Le trouble bipolaire (TB) est une affection récidivante avec une prévalence d’environ 2 % si l’on considère les troubles bipolaires I (phases maniaques et dépressives) et II (phases hypomaniaques et dépressives) réunis.1 Le premier épisode survient généralement vers la fin de l’adolescence ou l’âge adulte jeune. Dans la moitié des cas environ, le trouble bipolaire commence par un épisode dépressif. Il sera alors considéré comme unipolaire jusqu’à l’apparition d’un épisode hypomane ou maniaque, parfois plusieurs années après l’épisode dépressif inaugural. Les comorbidités psychiatriques et somatiques sont fréquentes. On retrouve très souvent un trouble anxieux, une problématique d’abus de substances et / ou un trouble de personnalité associé au trouble bipolaire. Les comorbidités somatiques augmentent avec l’âge et compliquent le diagnostic et le traitement. Elles ont un impact négatif sur l’évolution à long terme et la qualité de vie. Les plus fréquentes sont les maladies cardiovasculaires, les migraines et le diabète de type 2. Le choix du traitement pharmacologique devra tenir compte des bénéfices / risques pour le patient et de ses comorbidités.
La dépression est la phase la plus invalidante et la plus dangereuse du TB, la grande majorité des gestes suicidaires survenant lors de dépression. Pour environ deux tiers des personnes avec un TB, la dépression survient juste après un épisode hypomaniaque ou maniaque. Elle peut également être suivie par un épisode de hausse de l’humeur à la sortie de la phase dépressive. Dans le TB II, la récurrence des épisodes est à dominante dépressive et avec une fréquence plus élevée que dans la dépression récurrente unipolaire.
Le tableau clinique d’une dépression unipolaire et bipolaire est superposable, sans éléments pathognomoniques qui permettent de clairement les différencier. Certains éléments orientent toutefois le diagnostic vers une dépression bipolaire, comme l’installation rapide des symptômes ou la présence de symptômes psychotiques, plus fréquents lors de dépression bipolaire. La durée des épisodes dépressifs bipolaires est en moyenne plus courte que celle des épisodes unipolaires. Les symptômes atypiques (hypersomnie, prise de poids) sont également plus fréquents lors de dépression bipolaire.

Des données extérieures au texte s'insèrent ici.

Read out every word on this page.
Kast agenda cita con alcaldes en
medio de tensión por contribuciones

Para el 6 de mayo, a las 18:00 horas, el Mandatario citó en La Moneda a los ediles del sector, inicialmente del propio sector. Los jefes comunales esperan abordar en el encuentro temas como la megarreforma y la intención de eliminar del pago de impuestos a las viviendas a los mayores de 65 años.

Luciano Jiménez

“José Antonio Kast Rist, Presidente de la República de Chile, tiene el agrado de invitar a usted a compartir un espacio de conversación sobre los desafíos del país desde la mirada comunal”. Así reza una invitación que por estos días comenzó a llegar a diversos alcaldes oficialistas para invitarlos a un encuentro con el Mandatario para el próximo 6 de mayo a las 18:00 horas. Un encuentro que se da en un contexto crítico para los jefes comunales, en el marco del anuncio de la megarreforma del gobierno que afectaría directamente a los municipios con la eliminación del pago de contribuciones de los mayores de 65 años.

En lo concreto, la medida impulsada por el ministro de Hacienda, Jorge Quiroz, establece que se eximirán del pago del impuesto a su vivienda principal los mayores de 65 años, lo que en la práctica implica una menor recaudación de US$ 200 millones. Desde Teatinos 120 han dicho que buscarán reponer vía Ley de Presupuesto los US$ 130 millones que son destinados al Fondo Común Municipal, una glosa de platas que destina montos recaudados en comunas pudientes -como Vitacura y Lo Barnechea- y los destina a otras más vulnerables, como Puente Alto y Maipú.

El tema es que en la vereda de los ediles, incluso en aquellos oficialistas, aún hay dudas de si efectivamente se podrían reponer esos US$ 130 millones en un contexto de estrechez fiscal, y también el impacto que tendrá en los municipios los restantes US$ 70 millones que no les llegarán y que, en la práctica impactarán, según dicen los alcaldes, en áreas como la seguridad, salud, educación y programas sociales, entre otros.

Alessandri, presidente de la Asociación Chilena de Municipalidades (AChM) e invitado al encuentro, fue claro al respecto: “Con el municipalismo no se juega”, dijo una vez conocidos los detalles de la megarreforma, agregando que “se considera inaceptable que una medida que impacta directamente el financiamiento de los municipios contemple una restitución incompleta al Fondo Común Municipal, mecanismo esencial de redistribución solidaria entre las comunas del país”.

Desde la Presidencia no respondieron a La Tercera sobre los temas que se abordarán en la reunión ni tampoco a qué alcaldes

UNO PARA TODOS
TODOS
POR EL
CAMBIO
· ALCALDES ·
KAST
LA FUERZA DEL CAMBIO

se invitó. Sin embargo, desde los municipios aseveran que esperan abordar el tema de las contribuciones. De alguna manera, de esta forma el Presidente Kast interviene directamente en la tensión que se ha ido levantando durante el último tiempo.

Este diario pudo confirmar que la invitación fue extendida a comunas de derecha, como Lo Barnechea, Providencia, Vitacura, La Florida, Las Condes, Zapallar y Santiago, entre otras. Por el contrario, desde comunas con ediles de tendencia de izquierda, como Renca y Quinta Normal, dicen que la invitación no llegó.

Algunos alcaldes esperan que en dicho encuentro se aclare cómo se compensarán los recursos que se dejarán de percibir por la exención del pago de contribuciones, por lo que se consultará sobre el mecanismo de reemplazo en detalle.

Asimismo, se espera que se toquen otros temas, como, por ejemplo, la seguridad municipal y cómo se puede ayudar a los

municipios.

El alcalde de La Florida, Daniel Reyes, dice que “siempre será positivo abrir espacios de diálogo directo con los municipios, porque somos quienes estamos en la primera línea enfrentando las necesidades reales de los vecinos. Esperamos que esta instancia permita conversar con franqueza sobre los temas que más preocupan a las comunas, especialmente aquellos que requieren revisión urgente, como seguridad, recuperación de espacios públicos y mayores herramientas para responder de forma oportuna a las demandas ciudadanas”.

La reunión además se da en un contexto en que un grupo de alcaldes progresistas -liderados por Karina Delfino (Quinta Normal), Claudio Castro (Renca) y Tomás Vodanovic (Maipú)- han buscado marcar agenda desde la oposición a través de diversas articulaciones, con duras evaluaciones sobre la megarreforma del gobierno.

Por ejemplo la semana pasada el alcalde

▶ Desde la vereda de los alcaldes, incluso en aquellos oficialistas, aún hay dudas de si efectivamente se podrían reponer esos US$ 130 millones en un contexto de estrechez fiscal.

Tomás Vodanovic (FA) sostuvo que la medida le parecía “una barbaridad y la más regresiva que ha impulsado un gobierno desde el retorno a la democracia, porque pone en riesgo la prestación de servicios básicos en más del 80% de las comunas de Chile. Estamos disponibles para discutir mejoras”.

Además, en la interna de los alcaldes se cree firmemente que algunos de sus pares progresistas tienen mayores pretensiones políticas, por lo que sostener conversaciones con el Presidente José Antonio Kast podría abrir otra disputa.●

L’utilisation des antidépresseurs (AD) pour le traitement d’une dépression dans un contexte de TB est très fréquente en pratique clinique. Cependant, le rôle et l’efficacité des AD dans cette indication restent controversés.1,2 Une anamnèse de résistance / mauvaises réponses aux AD lors de dépression a été suggérée comme étant un bon prédicteur de TB.
Le risque d’induction de virage hypomaniaque/maniaque par les AD est encore un sujet de discussion parmi les experts. Ce risque semble être surtout associé à des antécédents de virage hypomaniaque ou maniaque sous AD. Il semble également être plus élevé pour les AD tricycliques et les AD à double action de types inhibiteurs de la recapture de la sérotonine et de la noradrénaline (IRSN) comme la venlafaxine que pour les inhibiteurs sélectifs de la recapture de la sérotonine (ISRS).1 Selon certaines études, les AD pourraient induire une évolution vers des cycles rapides et augmenter la sévérité des épisodes thymiques.
Actuellement, il est recommandé d’éviter les AD lors de TB de type I, sauf si une prescription antérieure a été efficace et n’a pas engendré de virage hypomane/maniaque ou d’état mixte, ou si l’humeur est devenue à nouveau dépressive lors de l’arrêt de l’antidépresseur.2 Lorsqu’un AD est prescrit, ce n’est jamais en monothérapie mais en plus du stabilisateur de l’humeur. En présence d’un état mixte, il faut stopper sans attendre l’antidépresseur car il pourrait entretenir ou même péjorer la symptomatologie mixte.
Pour le TB type II, les AD semblent avoir un rôle à jouer, ce trouble étant plus proche de la dépression unipolaire que le TB type I.
Parmi les traitements pharmacologiques, les directives récentes proposent la quétiapine, le lithium ou la lamotrigine comme premier choix en monothérapie.3,4 D’autres options en monothérapie ou combinaisons de traitement sont proposées. Les traitements psychothérapeutiques disponibles pour le traitement de la dépression bipolaire seront également évoqués et discutés lors du séminaire.
Malgré les différentes molécules pharmacologiques et options psychothérapeutiques disponibles, la dépression bipolaire reste un défi majeur pour les cliniciens. Une meilleure compréhension des causes neurobiologiques du TB devrait permettre à l’avenir de développer de nouvelles approches plus efficaces.